While bears do spend time on land — particularly females with young — much of their lives are spent at sea, says Amstrup. Moreover, satellite tracking shows the bears have the potential to cover a massive range. One satellite-tracked female trekked 4,796 kilometres from Alaska to Greenland to Ellesmere Island and back to Greenland. To even use this tracking method requires researchers to go out onto the ice, far from human settlements, and capture, tag, collar and release the bears.
“That really is expensive work,” says Amstrup.
It’s also becoming more dangerous, for scientists and bears alike. Patchy ice coverage means more places for a near-tranquilized bear to stumble off the ice, says Amstrup, and the same goes for researchers.
As well as being difficult to collect, the scientific data and methods often conflict with what is seen and believed by the people living closest to polar bears.
“There’s an honest reluctance for people who have thousands of years of history with the bears, and who have a reverence for them that doesn’t include this type of work,” says Amstrup of live-capture tagging methods.
Alternative data collection methods have been trialed with varying degrees of success. Aerial surveys provide a good population estimate. However, they don’t provide a population trend unless they are carried out year after year. Nor can they provide any information on the bears’ body condition — an important indicator of the health of the local ecosystem.
Another alternative is biopsy darts: darts with small blades that take a plug of flesh from the bear before detaching. They are safer, as the bear isn’t immobilized and the researcher can retrieve the dart without spending much time on ice. The drawback, again, is the reduced amount of data that can be collected.
One innovation does offer a way forward, according to Amstrup.
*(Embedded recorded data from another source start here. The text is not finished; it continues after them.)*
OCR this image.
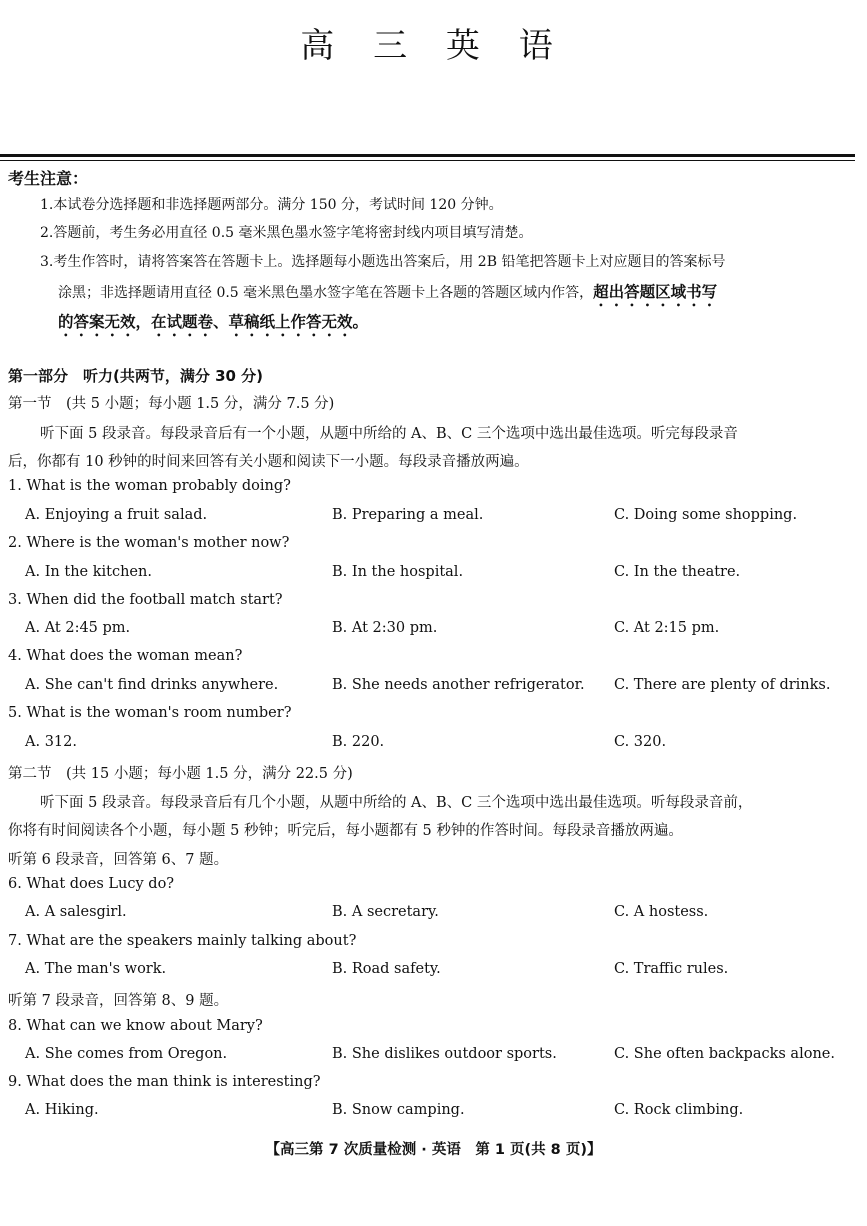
高 三 英 语
考生注意：
1.本试卷分选择题和非选择题两部分。满分 150 分，考试时间 120 分钟。
2.答题前，考生务必用直径 0.5 毫米黑色墨水签字笔将密封线内项目填写清楚。
3.考生作答时，请将答案答在答题卡上。选择题每小题选出答案后，用 2B 铅笔把答题卡上对应题目的答案标号
涂黑；非选择题请用直径 0.5 毫米黑色墨水签字笔在答题卡上各题的答题区域内作答，超出答题区域书写
的答案无效，在试题卷、草稿纸上作答无效。
第一部分　听力(共两节，满分 30 分)
第一节　(共 5 小题；每小题 1.5 分，满分 7.5 分)
听下面 5 段录音。每段录音后有一个小题，从题中所给的 A、B、C 三个选项中选出最佳选项。听完每段录音
后，你都有 10 秒钟的时间来回答有关小题和阅读下一小题。每段录音播放两遍。
1. What is the woman probably doing?
A. Enjoying a fruit salad.	B. Preparing a meal.	C. Doing some shopping.
2. Where is the woman's mother now?
A. In the kitchen.	B. In the hospital.	C. In the theatre.
3. When did the football match start?
A. At 2:45 pm.	B. At 2:30 pm.	C. At 2:15 pm.
4. What does the woman mean?
A. She can't find drinks anywhere.	B. She needs another refrigerator. C. There are plenty of drinks.
5. What is the woman's room number?
A. 312.	B. 220.	C. 320.
第二节　(共 15 小题；每小题 1.5 分，满分 22.5 分)
听下面 5 段录音。每段录音后有几个小题，从题中所给的 A、B、C 三个选项中选出最佳选项。听每段录音前，
你将有时间阅读各个小题，每小题 5 秒钟；听完后，每小题都有 5 秒钟的作答时间。每段录音播放两遍。
听第 6 段录音，回答第 6、7 题。
6. What does Lucy do?
A. A salesgirl.	B. A secretary.	C. A hostess.
7. What are the speakers mainly talking about?
A. The man's work.	B. Road safety.	C. Traffic rules.
听第 7 段录音，回答第 8、9 题。
8. What can we know about Mary?
A. She comes from Oregon.	B. She dislikes outdoor sports.	C. She often backpacks alone.
9. What does the man think is interesting?
A. Hiking.	B. Snow camping.	C. Rock climbing.
【高三第 7 次质量检测 · 英语　第 1 页(共 8 页)】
In a 2020 paper led by University of Toronto researcher Péter Molnár, Amstrup and his colleagues describe a method of modelling the future of polar bears without having to venture into the field for data.
“We went back to what polar bears require,” says Amstrup. “What are the energetic limitations that they face? What kind of a data point would help us address that? And we found out that the real limiting factor for polar bears is the number of ice free days.”
By modelling how the number of ice free days will change over time, and combining this with the known energy requirements of bears, Amstrup and his colleagues can predict when bears in each region will begin to suffer — all without having to set foot on the ice.
“The important aspect is that it recognises the limitations we face and tries to understand the future of polar bears in a different way,” says Amstrup. “It doesn’t give us a direct estimate of survival. But it does tell us when survival is going to be dramatically reduced. From a management standpoint and conservation standpoint, that's really what we're after.”
Studying these bears is undoubtedly hard. Managing them, with such an incomplete picture of their status, may be even harder. Novel techniques provide a safer way of modelling the future of polar bears, away from the thinning ice. Consensus says, however, that the danger posed by a warming Arctic is greater. And while some subpopulations are not yet touched by this danger, they eventually will be.